The four ticket offices not saved are Stamford Hill and Theobalds Grove, where ticket offices have been closed for some time, at Brondesbury where plans to implement step-free access will require the ticket office's closure, and White Hart Lane – where ongoing regeneration means a decision has yet to be made.

New hours for each ticket office are yet to be announced as TfL is consulting union representatives.

Front desks at six stations in Camden get a reprieve including at West Hampstead and Gospel Oak, along with eleven throughout Hackney – notably Dalston Junction and Hackney Central.

Also saved were two in Islington, three in Brent and two in Tower Hamlets. The ticket office at Anerley station in Bromley will also survive.

Sadiq Khan said: “Proposals were being considered that would have resulted in the permanent loss of 27 ticket offices. However, having listened closely to the views of passengers and to the hard-working staff working at our stations I have asked TfL to ensure that no ticket officers will be closed permanently, and the busiest ticket offices will remain open to passengers exactly as they do now.”

General secretary of the RMT union Mick Cash welcomed the news and said: “This is a significant victory for RMT members at the front line of the London Overground service who led the campaign to stop this ticket office carnage and jacked up the political pressure to reverse the cuts.

Arthur Leathley – who chairs watchdog London Travelwatch, added: “We are pleased that the Mayor has found the money to keep 47 [ticket offices] open.

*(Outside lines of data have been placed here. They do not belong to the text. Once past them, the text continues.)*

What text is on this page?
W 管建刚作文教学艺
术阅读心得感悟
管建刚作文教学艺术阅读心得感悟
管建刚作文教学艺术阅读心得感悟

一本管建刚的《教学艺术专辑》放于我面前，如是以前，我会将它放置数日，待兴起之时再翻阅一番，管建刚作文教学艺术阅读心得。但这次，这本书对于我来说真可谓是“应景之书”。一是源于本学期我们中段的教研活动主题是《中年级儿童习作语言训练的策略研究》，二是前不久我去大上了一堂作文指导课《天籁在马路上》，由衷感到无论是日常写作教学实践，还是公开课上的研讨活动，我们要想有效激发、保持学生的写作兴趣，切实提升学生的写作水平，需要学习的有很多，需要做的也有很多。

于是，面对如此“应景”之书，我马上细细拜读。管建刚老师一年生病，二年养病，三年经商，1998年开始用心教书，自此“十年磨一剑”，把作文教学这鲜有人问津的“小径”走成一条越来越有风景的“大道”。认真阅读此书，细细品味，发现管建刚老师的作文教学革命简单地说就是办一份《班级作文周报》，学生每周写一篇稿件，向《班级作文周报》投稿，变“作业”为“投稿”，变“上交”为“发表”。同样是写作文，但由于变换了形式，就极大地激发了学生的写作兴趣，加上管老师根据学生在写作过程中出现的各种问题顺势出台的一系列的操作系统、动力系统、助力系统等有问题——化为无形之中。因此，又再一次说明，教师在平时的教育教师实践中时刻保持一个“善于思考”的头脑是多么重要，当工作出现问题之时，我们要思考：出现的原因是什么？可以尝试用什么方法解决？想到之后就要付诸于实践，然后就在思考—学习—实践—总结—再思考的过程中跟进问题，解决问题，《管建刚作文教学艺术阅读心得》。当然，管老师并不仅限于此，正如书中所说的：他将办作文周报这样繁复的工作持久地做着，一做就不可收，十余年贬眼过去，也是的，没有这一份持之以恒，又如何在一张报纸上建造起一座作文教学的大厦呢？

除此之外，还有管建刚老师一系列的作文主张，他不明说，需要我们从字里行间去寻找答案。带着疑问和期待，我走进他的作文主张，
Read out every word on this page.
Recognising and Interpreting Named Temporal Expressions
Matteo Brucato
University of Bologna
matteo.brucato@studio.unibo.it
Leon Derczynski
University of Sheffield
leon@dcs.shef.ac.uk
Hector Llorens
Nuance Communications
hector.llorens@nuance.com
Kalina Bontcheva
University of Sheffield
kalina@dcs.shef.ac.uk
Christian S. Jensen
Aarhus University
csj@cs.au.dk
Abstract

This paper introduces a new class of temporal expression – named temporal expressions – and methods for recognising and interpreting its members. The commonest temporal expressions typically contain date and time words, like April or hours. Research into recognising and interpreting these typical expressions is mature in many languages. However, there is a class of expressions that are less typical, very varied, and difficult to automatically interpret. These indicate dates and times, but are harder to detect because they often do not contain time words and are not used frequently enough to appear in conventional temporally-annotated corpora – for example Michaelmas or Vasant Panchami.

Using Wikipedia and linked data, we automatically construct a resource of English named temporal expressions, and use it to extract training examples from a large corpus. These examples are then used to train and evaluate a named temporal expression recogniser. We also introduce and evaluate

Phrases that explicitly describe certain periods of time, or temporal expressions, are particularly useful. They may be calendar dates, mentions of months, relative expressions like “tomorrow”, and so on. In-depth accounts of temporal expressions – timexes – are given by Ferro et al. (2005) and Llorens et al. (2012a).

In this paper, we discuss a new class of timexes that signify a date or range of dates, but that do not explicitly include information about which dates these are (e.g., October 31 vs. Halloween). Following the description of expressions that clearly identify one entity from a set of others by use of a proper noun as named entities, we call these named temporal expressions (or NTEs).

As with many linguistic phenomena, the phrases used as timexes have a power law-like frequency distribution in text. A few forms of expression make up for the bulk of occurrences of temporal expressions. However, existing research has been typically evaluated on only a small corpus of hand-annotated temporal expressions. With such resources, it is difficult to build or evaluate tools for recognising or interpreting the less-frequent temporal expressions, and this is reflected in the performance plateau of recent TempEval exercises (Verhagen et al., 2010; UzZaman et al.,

“Many London Overground passengers rely on the ticket office to buy their tickets and I am delighted that we have secured significant investment in ticketing and customer service.”

Sadiq Khan's £5m will also be spent modernising customer service at the stations, including by trialling video-link ticket machines later this year.

Hackney's transport chief Cllr Feryal Demirci, who campaigned against the closures, welcomed the news. She said: “It's a victory for all travellers in and out of the borough, but overwhelmingly so for our vulnerable and disabled passengers who value the face-to-face support, assistance and comfort provided by transport staff. I would like to congratulate RMT on its campaign and thank City Hall for listening.”

Islington Council's transport chief Cllr Claudia Webbe added: “I am pleased the mayor and TfL have listened to the concerns I raised on behalf of local people about the proposals, and will now maintain staffed ticket offices at the busiest times of the morning during the week.

“We will maintain a close watch on how these changes work in practice, to ensure that passengers, especially disabled, elderly and more vulnerable people, are not adversely affected.”